By coach with Sir W. Pen to Covent Garden. By the way, upon my desire, he told me that I need not fear any reflection upon my Lord for their ill success at Argier, for more could not be done than was done. I went to my cozen, Thos. Pepys, there, and talked with him a good while about our country business, who is troubled at my uncle Thomas his folly, and so we parted; and then meeting Sir R. Slingsby in St. Martin’s Lane, he and I in his coach through the Mewes, which is the way that now all coaches are forced to go, because of a stop at Charing Cross, by reason of a drain there to clear the streets. To Whitehall, and there to Mr. Coventry, and talked with him, and thence to my Lord Crew’s and dined with him, where I was used with all imaginable kindness both from him and her. And I see that he is afraid that my Lord’s reputacon will a little suffer in common talk by this late success; but there is no help for it now.

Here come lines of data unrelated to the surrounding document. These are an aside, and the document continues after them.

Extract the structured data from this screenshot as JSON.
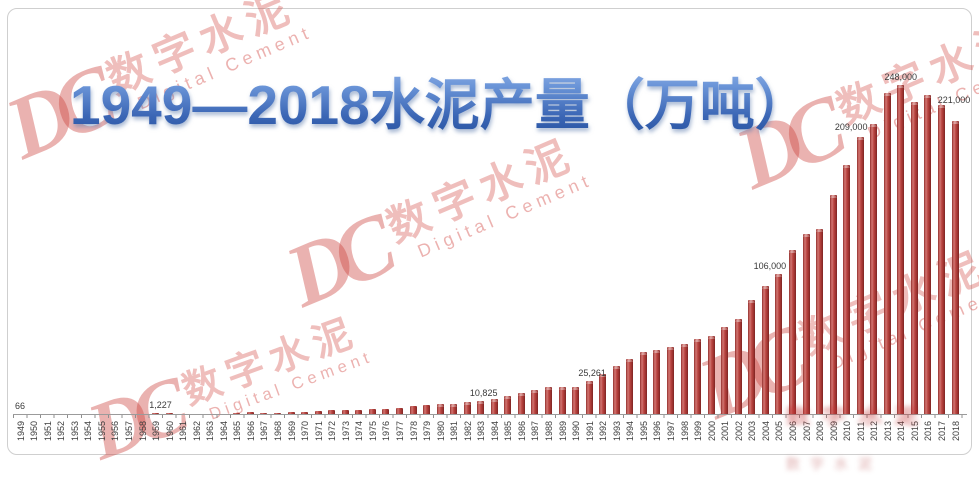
{
  "title": {
    "text": "1949—2018水泥产量（万吨）"
  },
  "watermark": {
    "dc": "DC",
    "cn": "数字水泥",
    "en": "Digital Cement"
  },
  "chart_data": {
    "type": "bar",
    "title": "1949—2018水泥产量（万吨）",
    "unit": "万吨",
    "xlabel": "",
    "ylabel": "",
    "ylim": [
      0,
      260000
    ],
    "grid": false,
    "legend": false,
    "bar_color": "#b23b38",
    "x": [
      1949,
      1950,
      1951,
      1952,
      1953,
      1954,
      1955,
      1956,
      1957,
      1958,
      1959,
      1960,
      1961,
      1962,
      1963,
      1964,
      1965,
      1966,
      1967,
      1968,
      1969,
      1970,
      1971,
      1972,
      1973,
      1974,
      1975,
      1976,
      1977,
      1978,
      1979,
      1980,
      1981,
      1982,
      1983,
      1984,
      1985,
      1986,
      1987,
      1988,
      1989,
      1990,
      1991,
      1992,
      1993,
      1994,
      1995,
      1996,
      1997,
      1998,
      1999,
      2000,
      2001,
      2002,
      2003,
      2004,
      2005,
      2006,
      2007,
      2008,
      2009,
      2010,
      2011,
      2012,
      2013,
      2014,
      2015,
      2016,
      2017,
      2018
    ],
    "values": [
      66,
      141,
      249,
      286,
      386,
      460,
      450,
      639,
      686,
      930,
      1227,
      1565,
      621,
      600,
      794,
      873,
      1634,
      2015,
      1387,
      1413,
      1980,
      2575,
      3113,
      3717,
      3835,
      3740,
      4626,
      4670,
      5565,
      6524,
      7390,
      7986,
      8290,
      9520,
      10825,
      12302,
      14595,
      16606,
      18625,
      21014,
      21029,
      20971,
      25261,
      30822,
      36788,
      42118,
      47561,
      49119,
      51174,
      53600,
      57300,
      59700,
      66104,
      72500,
      86208,
      96682,
      106000,
      124000,
      136000,
      140000,
      165000,
      188000,
      209000,
      219000,
      242000,
      248000,
      235000,
      240300,
      233000,
      221000
    ],
    "data_labels": [
      {
        "year": 1949,
        "text": "66"
      },
      {
        "year": 1959,
        "text": "1,227"
      },
      {
        "year": 1983,
        "text": "10,825"
      },
      {
        "year": 1991,
        "text": "25,261"
      },
      {
        "year": 2005,
        "text": "106,000"
      },
      {
        "year": 2011,
        "text": "209,000"
      },
      {
        "year": 2014,
        "text": "248,000"
      },
      {
        "year": 2018,
        "text": "221,000"
      }
    ]
  }
}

The Queen of England (as she is now owned and called) I hear doth keep open Court, and distinct at Lisbon.
Hence, much against my nature and will, yet such is the power of the Devil over me I could not refuse it, to the Theatre, and saw “The Merry Wives of Windsor,” ill done. And that ended, with Sir W. Pen and Sir G. More to the tavern, and so home with him by coach, and after supper to prayers and to bed. In full quiet of mind as to thought, though full of business, blessed be God.

I fear reflection
more than folly.
Meeting the aches
of a cross with kindness
is against my nature.
Yet such is the power
of the wind, I end
with a prayer full of mind.


Erasure poem derived from The Diary of Samuel Pepys, Wednesday 25 September 1661.